Para ativar o wake-on-lan no servidor, adicionar os clientes a
/etc/shutdown-at-night/clients
, com uma
linha por cliente, primeiro o endereço IP, seguido pelo endereço MAC
(endereço ethernet), separado por um espaço; ou criar um script
/etc/shutdown-at-night/clients-generator
para gerar a lista de clientes em tempo real.
Um exemplo
/etc/shutdown-at-night/clients-generator
para uso com o sitesummary:
#!/bin/sh PATH=/usr/sbin:$PATH export PATH sitesummary-nodes -w
Se o grupo de rede for usado para ativar o desligar à noite nos clientes,
uma alternativa é este script usar a ferramenta netgroup do pacote
ng-utils
:
#!/bin/sh PATH=/usr/sbin:$PATH export PATH netgroup -h shutdown-at-night-hosts
Para acessar a partir da Internet a máquinas protegidas por um firewall,
considerar a instalação do pacote
autossh
. Este pacote pode ser usado para
configurar um túnel SSH para uma máquina ligada à Internet. O servidor por
trás da barreira/firewall fica acessível a partir dessa máquina através do
túnel SSH.
Na instalação predefinida, todos os serviços são executados no servidor principal (tjener). Para simplificar a transferência da execução de alguns serviços para outra máquina, está disponível o perfil de instalação Mínimo. A instalação do sistema com este perfil numa máquina que faça parte da rede Debian Edu, fará com que a máquina fique sem qualquer serviço em execução (até que lhe seja atribuído algum).

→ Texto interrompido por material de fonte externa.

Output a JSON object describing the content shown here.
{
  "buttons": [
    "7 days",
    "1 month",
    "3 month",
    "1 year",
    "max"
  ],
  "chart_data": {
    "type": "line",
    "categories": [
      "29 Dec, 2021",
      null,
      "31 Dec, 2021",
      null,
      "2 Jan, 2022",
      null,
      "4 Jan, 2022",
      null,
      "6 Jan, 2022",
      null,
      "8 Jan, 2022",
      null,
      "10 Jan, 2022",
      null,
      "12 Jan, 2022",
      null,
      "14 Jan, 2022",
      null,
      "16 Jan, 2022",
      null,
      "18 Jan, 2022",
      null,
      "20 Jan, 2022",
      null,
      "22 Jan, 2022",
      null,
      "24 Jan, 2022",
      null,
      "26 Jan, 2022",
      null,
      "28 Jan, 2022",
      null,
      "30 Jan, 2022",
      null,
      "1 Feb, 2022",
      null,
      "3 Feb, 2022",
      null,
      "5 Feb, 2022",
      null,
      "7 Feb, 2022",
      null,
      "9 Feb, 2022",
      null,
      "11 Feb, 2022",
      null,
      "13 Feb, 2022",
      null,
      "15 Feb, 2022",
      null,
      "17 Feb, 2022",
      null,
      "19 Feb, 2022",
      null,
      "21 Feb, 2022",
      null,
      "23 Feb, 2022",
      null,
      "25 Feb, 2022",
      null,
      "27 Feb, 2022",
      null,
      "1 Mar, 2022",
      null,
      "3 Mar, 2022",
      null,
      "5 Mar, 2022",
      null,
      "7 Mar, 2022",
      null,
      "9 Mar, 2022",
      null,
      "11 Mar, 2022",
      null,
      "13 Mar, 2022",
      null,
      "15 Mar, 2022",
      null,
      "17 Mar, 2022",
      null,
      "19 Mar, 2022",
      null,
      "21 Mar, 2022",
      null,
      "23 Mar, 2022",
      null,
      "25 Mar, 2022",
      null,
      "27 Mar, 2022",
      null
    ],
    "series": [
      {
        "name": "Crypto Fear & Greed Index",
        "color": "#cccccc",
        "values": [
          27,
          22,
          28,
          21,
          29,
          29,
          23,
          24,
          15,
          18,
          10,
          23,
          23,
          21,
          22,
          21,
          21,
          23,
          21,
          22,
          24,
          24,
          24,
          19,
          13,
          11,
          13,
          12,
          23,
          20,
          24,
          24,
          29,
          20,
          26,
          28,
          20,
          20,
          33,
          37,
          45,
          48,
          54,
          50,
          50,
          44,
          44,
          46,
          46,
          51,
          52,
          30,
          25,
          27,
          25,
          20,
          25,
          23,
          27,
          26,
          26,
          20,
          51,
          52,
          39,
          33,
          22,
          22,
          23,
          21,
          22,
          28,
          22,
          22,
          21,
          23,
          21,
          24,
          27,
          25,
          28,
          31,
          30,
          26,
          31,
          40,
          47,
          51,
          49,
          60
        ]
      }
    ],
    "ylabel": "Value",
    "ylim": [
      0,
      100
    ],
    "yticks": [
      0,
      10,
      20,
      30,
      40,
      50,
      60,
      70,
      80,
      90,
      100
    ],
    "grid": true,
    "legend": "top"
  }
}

Estes são os passos necessários para configurar uma máquina dedicada a alguns serviços:
instalar o perfil mínimo usando a opção de inicialização debian-edu-expert
instalar os pacotes correspondentes ao serviço
configurar o serviço
desativar o serviço no servidor principal
atualizar o DNS (via LDAP/GOsa²) no servidor principal
FIXME: The HowTos from https://wiki.debian.org/DebianEdu/HowTo/ are either user- or developer-specific. Let's move the user-specific HowTos over here (and delete them over there)! (But first ask the authors (see the history of those pages to find them) if they are fine with moving the howto and putting it under the GPL.)